Informal proof: The process described earlier in this unit constructs the \(Q R \) decomposition. The computation of \(\rho_{j,j} \) is unique if it is restricted to be a real and positive number. This then prescribes all other results along the way.

Formal proof:

(By induction). Note that \(n \leq m \) since \(A \) has linearly independent columns.

• Base case: \(n = 1 \text{.}\) In this case \(A = \left( \begin{array}{c| c} A_0 \amp a_1 \end{array} \right) \text{,}\) where \(A_0 \) has no columns. Since \(A \) has linearly independent columns, \(a_1 \neq 0 \text{.}\) Then

  \begin{equation*} A = \left( \begin{array}{c} a_1 \end{array} \right) = \left( q_1 \right) \left( \rho_{11} \right), \end{equation*}

  where \(\rho_{11} = \| a_1 \|_2 \) and \(q_1 = a_1 / \rho_{11} \text{,}\) so that \(Q = \left( q_1 \right) \) and \(R = \left( \rho_{11} \right) \text{.}\)

• Inductive step: Assume that the result is true for all \(A_0 \) with \(k \) linearly independent columns. We will show it is true for \(A\) with \(k+1 \) linearly independent columns.

  Let \(A \in \C^{m \times (k+1)} \text{.}\) Partition \(A \rightarrow \left( \begin{array}{c | c} A_0 \amp a_1 \end{array} \right) \text{.}\)

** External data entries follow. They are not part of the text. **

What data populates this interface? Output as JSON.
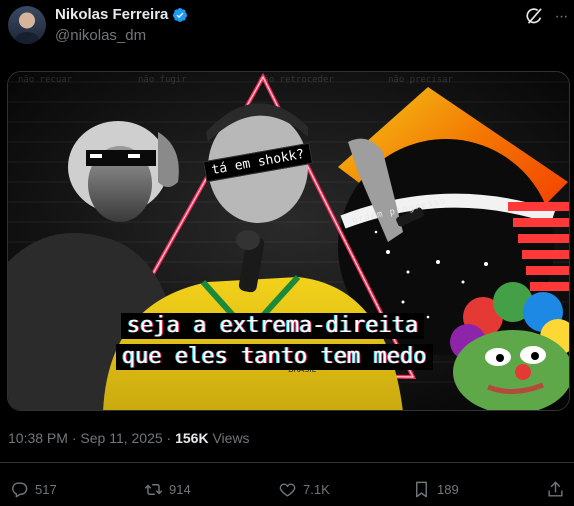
{
  "author": {
    "display_name": "Nikolas Ferreira",
    "handle": "@nikolas_dm"
  },
  "icons": {
    "verified": "verified-badge-icon",
    "grok": "grok-icon",
    "more": "more-icon",
    "reply": "reply-icon",
    "repost": "repost-icon",
    "like": "heart-icon",
    "bookmark": "bookmark-icon",
    "share": "share-icon"
  },
  "colors": {
    "verified": "#1d9bf0",
    "muted": "#71767b",
    "text": "#e7e9ea",
    "border": "#2f3336"
  },
  "media": {
    "sticker": "tá em shokk?",
    "caption_line1": "seja a extrema-direita",
    "caption_line2": "que eles tanto tem medo",
    "orb_text": "ordem  progresso",
    "shirt_text": "BRASIL",
    "background_phrases": [
      "não recuar",
      "não fugir",
      "não retroceder",
      "não precisar"
    ]
  },
  "meta": {
    "time": "10:38 PM",
    "separator": " · ",
    "date": "Sep 11, 2025",
    "views_count": "156K",
    "views_label": " Views"
  },
  "actions": {
    "replies": "517",
    "reposts": "914",
    "likes": "7.1K",
    "bookmarks": "189"
  }
}
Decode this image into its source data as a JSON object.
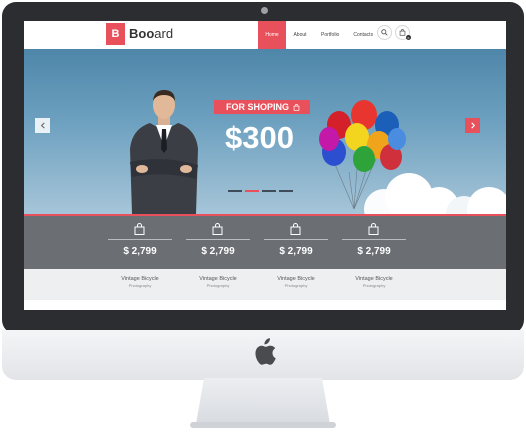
{
  "header": {
    "logo_letter": "B",
    "logo_text_bold": "Boo",
    "logo_text_rest": "ard",
    "nav": [
      {
        "label": "Home"
      },
      {
        "label": "About"
      },
      {
        "label": "Portfolio"
      },
      {
        "label": "Contacts"
      }
    ],
    "cart_count": "0"
  },
  "hero": {
    "promo_label": "FOR SHOPING",
    "price": "$300"
  },
  "products": [
    {
      "price": "$ 2,799",
      "title": "Vintage Bicycle",
      "category": "Photography"
    },
    {
      "price": "$ 2,799",
      "title": "Vintage Bicycle",
      "category": "Photography"
    },
    {
      "price": "$ 2,799",
      "title": "Vintage Bicycle",
      "category": "Photography"
    },
    {
      "price": "$ 2,799",
      "title": "Vintage Bicycle",
      "category": "Photography"
    }
  ],
  "colors": {
    "accent": "#e8505b",
    "monitor": "#2c2d30",
    "product_bar": "#6b6e73"
  }
}
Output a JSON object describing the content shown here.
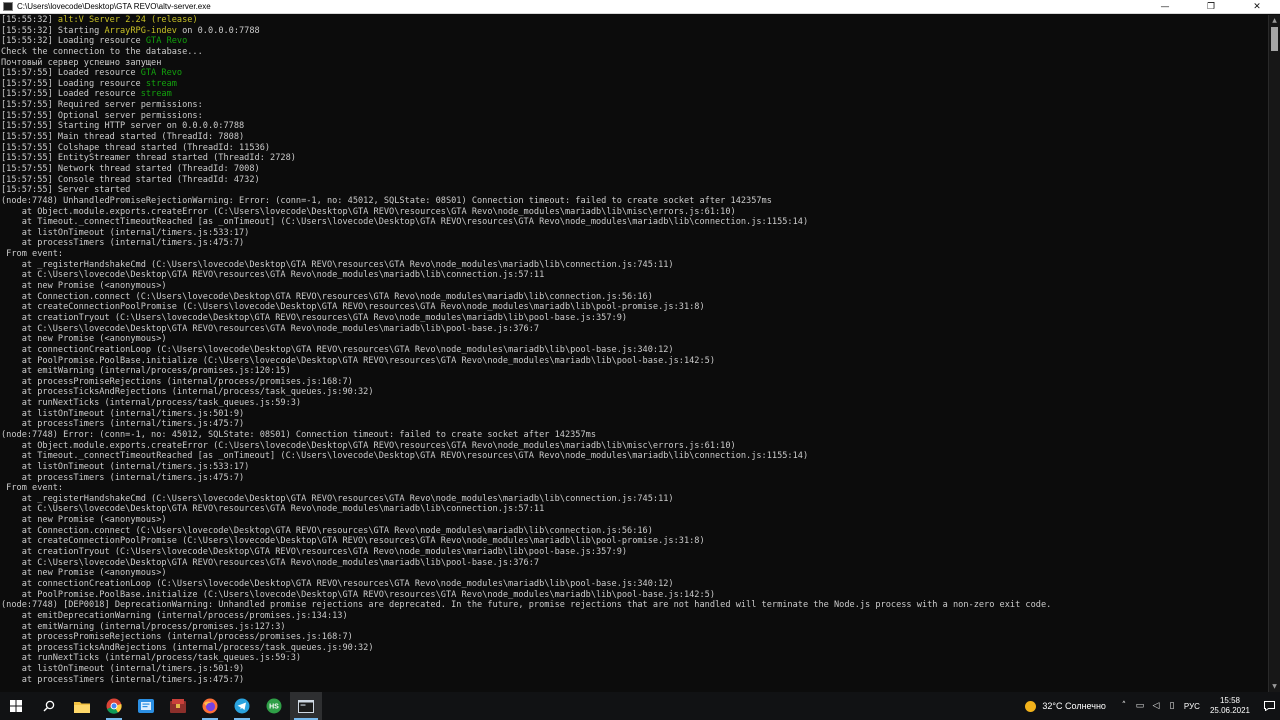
{
  "window": {
    "title": "C:\\Users\\lovecode\\Desktop\\GTA REVO\\altv-server.exe",
    "controls": {
      "minimize": "—",
      "maximize": "❐",
      "close": "✕"
    }
  },
  "console": {
    "colors": {
      "default": "#cccccc",
      "yellow": "#c7c026",
      "green": "#13a10e",
      "background": "#0c0c0c"
    },
    "lines": [
      [
        {
          "t": "[15:55:32] "
        },
        {
          "t": "alt:V",
          "c": "y"
        },
        {
          "t": " Server 2.24 (release)",
          "c": "y"
        }
      ],
      [
        {
          "t": "[15:55:32] Starting "
        },
        {
          "t": "ArrayRPG-indev",
          "c": "y"
        },
        {
          "t": " on 0.0.0.0:7788"
        }
      ],
      [
        {
          "t": "[15:55:32] Loading resource "
        },
        {
          "t": "GTA Revo",
          "c": "g"
        }
      ],
      [
        {
          "t": "Check the connection to the database..."
        }
      ],
      [
        {
          "t": "Почтовый сервер успешно запущен"
        }
      ],
      [
        {
          "t": "[15:57:55] Loaded resource "
        },
        {
          "t": "GTA Revo",
          "c": "g"
        }
      ],
      [
        {
          "t": "[15:57:55] Loading resource "
        },
        {
          "t": "stream",
          "c": "g"
        }
      ],
      [
        {
          "t": "[15:57:55] Loaded resource "
        },
        {
          "t": "stream",
          "c": "g"
        }
      ],
      [
        {
          "t": "[15:57:55] Required server permissions:"
        }
      ],
      [
        {
          "t": "[15:57:55] Optional server permissions:"
        }
      ],
      [
        {
          "t": "[15:57:55] Starting HTTP server on 0.0.0.0:7788"
        }
      ],
      [
        {
          "t": "[15:57:55] Main thread started (ThreadId: 7808)"
        }
      ],
      [
        {
          "t": "[15:57:55] Colshape thread started (ThreadId: 11536)"
        }
      ],
      [
        {
          "t": "[15:57:55] EntityStreamer thread started (ThreadId: 2728)"
        }
      ],
      [
        {
          "t": "[15:57:55] Network thread started (ThreadId: 7008)"
        }
      ],
      [
        {
          "t": "[15:57:55] Console thread started (ThreadId: 4732)"
        }
      ],
      [
        {
          "t": "[15:57:55] Server started"
        }
      ],
      [
        {
          "t": "(node:7748) UnhandledPromiseRejectionWarning: Error: (conn=-1, no: 45012, SQLState: 08S01) Connection timeout: failed to create socket after 142357ms"
        }
      ],
      [
        {
          "t": "    at Object.module.exports.createError (C:\\Users\\lovecode\\Desktop\\GTA REVO\\resources\\GTA Revo\\node_modules\\mariadb\\lib\\misc\\errors.js:61:10)"
        }
      ],
      [
        {
          "t": "    at Timeout._connectTimeoutReached [as _onTimeout] (C:\\Users\\lovecode\\Desktop\\GTA REVO\\resources\\GTA Revo\\node_modules\\mariadb\\lib\\connection.js:1155:14)"
        }
      ],
      [
        {
          "t": "    at listOnTimeout (internal/timers.js:533:17)"
        }
      ],
      [
        {
          "t": "    at processTimers (internal/timers.js:475:7)"
        }
      ],
      [
        {
          "t": " From event:"
        }
      ],
      [
        {
          "t": "    at _registerHandshakeCmd (C:\\Users\\lovecode\\Desktop\\GTA REVO\\resources\\GTA Revo\\node_modules\\mariadb\\lib\\connection.js:745:11)"
        }
      ],
      [
        {
          "t": "    at C:\\Users\\lovecode\\Desktop\\GTA REVO\\resources\\GTA Revo\\node_modules\\mariadb\\lib\\connection.js:57:11"
        }
      ],
      [
        {
          "t": "    at new Promise (<anonymous>)"
        }
      ],
      [
        {
          "t": "    at Connection.connect (C:\\Users\\lovecode\\Desktop\\GTA REVO\\resources\\GTA Revo\\node_modules\\mariadb\\lib\\connection.js:56:16)"
        }
      ],
      [
        {
          "t": "    at createConnectionPoolPromise (C:\\Users\\lovecode\\Desktop\\GTA REVO\\resources\\GTA Revo\\node_modules\\mariadb\\lib\\pool-promise.js:31:8)"
        }
      ],
      [
        {
          "t": "    at creationTryout (C:\\Users\\lovecode\\Desktop\\GTA REVO\\resources\\GTA Revo\\node_modules\\mariadb\\lib\\pool-base.js:357:9)"
        }
      ],
      [
        {
          "t": "    at C:\\Users\\lovecode\\Desktop\\GTA REVO\\resources\\GTA Revo\\node_modules\\mariadb\\lib\\pool-base.js:376:7"
        }
      ],
      [
        {
          "t": "    at new Promise (<anonymous>)"
        }
      ],
      [
        {
          "t": "    at connectionCreationLoop (C:\\Users\\lovecode\\Desktop\\GTA REVO\\resources\\GTA Revo\\node_modules\\mariadb\\lib\\pool-base.js:340:12)"
        }
      ],
      [
        {
          "t": "    at PoolPromise.PoolBase.initialize (C:\\Users\\lovecode\\Desktop\\GTA REVO\\resources\\GTA Revo\\node_modules\\mariadb\\lib\\pool-base.js:142:5)"
        }
      ],
      [
        {
          "t": "    at emitWarning (internal/process/promises.js:120:15)"
        }
      ],
      [
        {
          "t": "    at processPromiseRejections (internal/process/promises.js:168:7)"
        }
      ],
      [
        {
          "t": "    at processTicksAndRejections (internal/process/task_queues.js:90:32)"
        }
      ],
      [
        {
          "t": "    at runNextTicks (internal/process/task_queues.js:59:3)"
        }
      ],
      [
        {
          "t": "    at listOnTimeout (internal/timers.js:501:9)"
        }
      ],
      [
        {
          "t": "    at processTimers (internal/timers.js:475:7)"
        }
      ],
      [
        {
          "t": "(node:7748) Error: (conn=-1, no: 45012, SQLState: 08S01) Connection timeout: failed to create socket after 142357ms"
        }
      ],
      [
        {
          "t": "    at Object.module.exports.createError (C:\\Users\\lovecode\\Desktop\\GTA REVO\\resources\\GTA Revo\\node_modules\\mariadb\\lib\\misc\\errors.js:61:10)"
        }
      ],
      [
        {
          "t": "    at Timeout._connectTimeoutReached [as _onTimeout] (C:\\Users\\lovecode\\Desktop\\GTA REVO\\resources\\GTA Revo\\node_modules\\mariadb\\lib\\connection.js:1155:14)"
        }
      ],
      [
        {
          "t": "    at listOnTimeout (internal/timers.js:533:17)"
        }
      ],
      [
        {
          "t": "    at processTimers (internal/timers.js:475:7)"
        }
      ],
      [
        {
          "t": " From event:"
        }
      ],
      [
        {
          "t": "    at _registerHandshakeCmd (C:\\Users\\lovecode\\Desktop\\GTA REVO\\resources\\GTA Revo\\node_modules\\mariadb\\lib\\connection.js:745:11)"
        }
      ],
      [
        {
          "t": "    at C:\\Users\\lovecode\\Desktop\\GTA REVO\\resources\\GTA Revo\\node_modules\\mariadb\\lib\\connection.js:57:11"
        }
      ],
      [
        {
          "t": "    at new Promise (<anonymous>)"
        }
      ],
      [
        {
          "t": "    at Connection.connect (C:\\Users\\lovecode\\Desktop\\GTA REVO\\resources\\GTA Revo\\node_modules\\mariadb\\lib\\connection.js:56:16)"
        }
      ],
      [
        {
          "t": "    at createConnectionPoolPromise (C:\\Users\\lovecode\\Desktop\\GTA REVO\\resources\\GTA Revo\\node_modules\\mariadb\\lib\\pool-promise.js:31:8)"
        }
      ],
      [
        {
          "t": "    at creationTryout (C:\\Users\\lovecode\\Desktop\\GTA REVO\\resources\\GTA Revo\\node_modules\\mariadb\\lib\\pool-base.js:357:9)"
        }
      ],
      [
        {
          "t": "    at C:\\Users\\lovecode\\Desktop\\GTA REVO\\resources\\GTA Revo\\node_modules\\mariadb\\lib\\pool-base.js:376:7"
        }
      ],
      [
        {
          "t": "    at new Promise (<anonymous>)"
        }
      ],
      [
        {
          "t": "    at connectionCreationLoop (C:\\Users\\lovecode\\Desktop\\GTA REVO\\resources\\GTA Revo\\node_modules\\mariadb\\lib\\pool-base.js:340:12)"
        }
      ],
      [
        {
          "t": "    at PoolPromise.PoolBase.initialize (C:\\Users\\lovecode\\Desktop\\GTA REVO\\resources\\GTA Revo\\node_modules\\mariadb\\lib\\pool-base.js:142:5)"
        }
      ],
      [
        {
          "t": "(node:7748) [DEP0018] DeprecationWarning: Unhandled promise rejections are deprecated. In the future, promise rejections that are not handled will terminate the Node.js process with a non-zero exit code."
        }
      ],
      [
        {
          "t": "    at emitDeprecationWarning (internal/process/promises.js:134:13)"
        }
      ],
      [
        {
          "t": "    at emitWarning (internal/process/promises.js:127:3)"
        }
      ],
      [
        {
          "t": "    at processPromiseRejections (internal/process/promises.js:168:7)"
        }
      ],
      [
        {
          "t": "    at processTicksAndRejections (internal/process/task_queues.js:90:32)"
        }
      ],
      [
        {
          "t": "    at runNextTicks (internal/process/task_queues.js:59:3)"
        }
      ],
      [
        {
          "t": "    at listOnTimeout (internal/timers.js:501:9)"
        }
      ],
      [
        {
          "t": "    at processTimers (internal/timers.js:475:7)"
        }
      ]
    ]
  },
  "taskbar": {
    "apps": [
      {
        "name": "start-button",
        "icon": "windows-logo-icon",
        "color": "#ffffff"
      },
      {
        "name": "search-button",
        "icon": "search-icon",
        "color": "#ffffff"
      },
      {
        "name": "taskbar-app-file-explorer",
        "icon": "folder-icon",
        "color": "#f3c243"
      },
      {
        "name": "taskbar-app-chrome",
        "icon": "chrome-icon",
        "color": "#4285f4"
      },
      {
        "name": "taskbar-app-vscode",
        "icon": "vscode-icon",
        "color": "#2b8fe3"
      },
      {
        "name": "taskbar-app-archive",
        "icon": "archive-icon",
        "color": "#c9403a"
      },
      {
        "name": "taskbar-app-firefox",
        "icon": "firefox-icon",
        "color": "#ff7139"
      },
      {
        "name": "taskbar-app-telegram",
        "icon": "telegram-icon",
        "color": "#2aa3df"
      },
      {
        "name": "taskbar-app-heidisql",
        "icon": "hs-icon",
        "color": "#2f9f47"
      },
      {
        "name": "taskbar-app-console",
        "icon": "console-icon",
        "color": "#cfd8e3"
      }
    ],
    "tray": {
      "weather": "32°C  Солнечно",
      "language": "РУС",
      "time": "15:58",
      "date": "25.06.2021"
    }
  }
}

  By the induction hypothesis, there exist \(Q_0 \) and \(R_{00} \) such that \(Q_0^H Q_0 = I \text{,}\) \(R_{00} \) is upper triangular with nonzero diagonal entries and \(A_0 = Q_0 R_{00} \text{.}\) Also, by induction hypothesis, if the elements on the diagonal of \(R_{00} \) are chosen to be positive, then the factorization \(A_0 = Q_0 R_{00} \) is unique.

  We are looking for

  \begin{equation*} \left( \begin{array}{c | c} \widetilde Q_0 \amp q_1 \end{array} \right) \mbox{ and } \left( \begin{array}{c | c} \widetilde R_{00} \amp r_{01} \\ \hline 0 \amp \rho_{11} \end{array} \right) \end{equation*}

  so that

  \begin{equation*} \left( \begin{array}{c | c} A_0 \amp a_1 \end{array} \right) = \left( \begin{array}{c | c} \widetilde Q_0 \amp q_1 \end{array} \right) \left( \begin{array}{c | c} \widetilde R_{00} \amp r_{01} \\ \hline 0 \amp \rho_{11} \end{array} \right) . \end{equation*}

  This means that

  • \(A_0 = \widetilde Q_0 \widetilde R_{00}, \)

    We choose \(\widetilde Q_0 = Q_0\) and \(\widetilde R_{00} = R_{00} \text{.}\) If we insist that the elements on the diagonal be positive, this choice is unique. Otherwise, it is a choice that allows us to prove existence.

  • \(a_1 = Q_0 r_{01} + \rho_{11} q_1 \) which is the unique choice if we insist on positive elements on the diagonal.

    \(a_1 = Q_0 r_{01} + \rho_{11} q_1 .\) Multiplying both sides by \(Q_0^H \) we find that \(r_{01} \) must equal \(Q_0^H a_1\) (and is uniquely determined by this if we insist on positive elements on the diagonal).

  • Letting \(a_1^\perp = a_1 - Q_0 r_{01} \) (which equals the component of \(a_1 \) orthogonal to \(\Col( Q_0 ) \)), we find that \(\rho_{11} q_1 = a_1^\perp .\) Since \(q_1 \) has unit length, we can choose \(\rho_{11} = \| a_1 ^\perp \|_2 \text{.}\) If we insist on positive elements on the diagonal, then this choice is unique.

  • Finally, we let \(q_1 = a_1^\perp / \rho_{11} \text{.}\)

• By the Principle of Mathematical Induction the result holds for all matrices \(A \in \C^{m \times n}\) with \(m \geq n \text{.}\)